A few years later, when we were roommates while I was going to college, I got JD his first collar. It was apparent by that time that he was a Burb Dog or, more specifically, a Guard Dog. I'd known him well enough then to realize exactly what kind of collar he needed. JD's collar was black leather with metal studs, like the kind you'd expect to see on a four legged dog guarding a junk yard. Our relationship was more than just a collar though, so I had a special inscription written on the inside; it was his mantra.

He slept with me in my bed that night, and I remember waking up in the morning, JD still passed out next to me, sprawled across my bed in a way he just couldn't manage sleeping on the couch in the livingroom of the one bedroom apartment. I had almost a full hour to run my fingers through his fur, caress his belly, and enjoy all the cute sounds he made when he slept, though I'd never tell him he made 'cute sounds' while he slept... at least, not to his face. I enjoyed the feeling of laying beside my guard dog. It was another thing that made me feel so wanted, so loved... so warm.

It seems silly that here I am, a professional journalist and the best I can come up with is "warm", but the truth is there is no way to accurately describe it. Most people grow up knowing what it feels like to be loved and cared for but for me it wasn't until I got to know JD that I got to experience that amazing feeling for the first time. How do you describe something like that to someone who's known it all their life? It'd be like trying to describe the joy brought by the first sunny day of spring after a cold cloudy winter to someone who lives where it's warm and sunny everyday. They just won't get it.

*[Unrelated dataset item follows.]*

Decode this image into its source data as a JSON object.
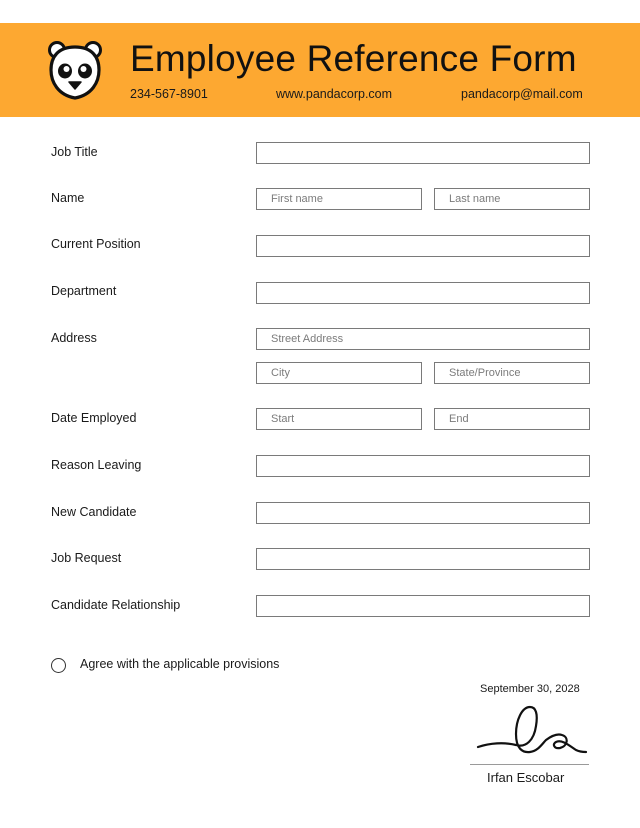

And, even now, years later after he first spoke those words to me, JD still lives by them everyday. He likes to tell me that I am his "favorite" and "you take care of your favorite things." And to tell you the truth, every time I hear him say that, I get the same rushing warmth that I felt when he first spoke his personal mantra to me. There is absolutely no one I would rather be than my Dog's favorite human.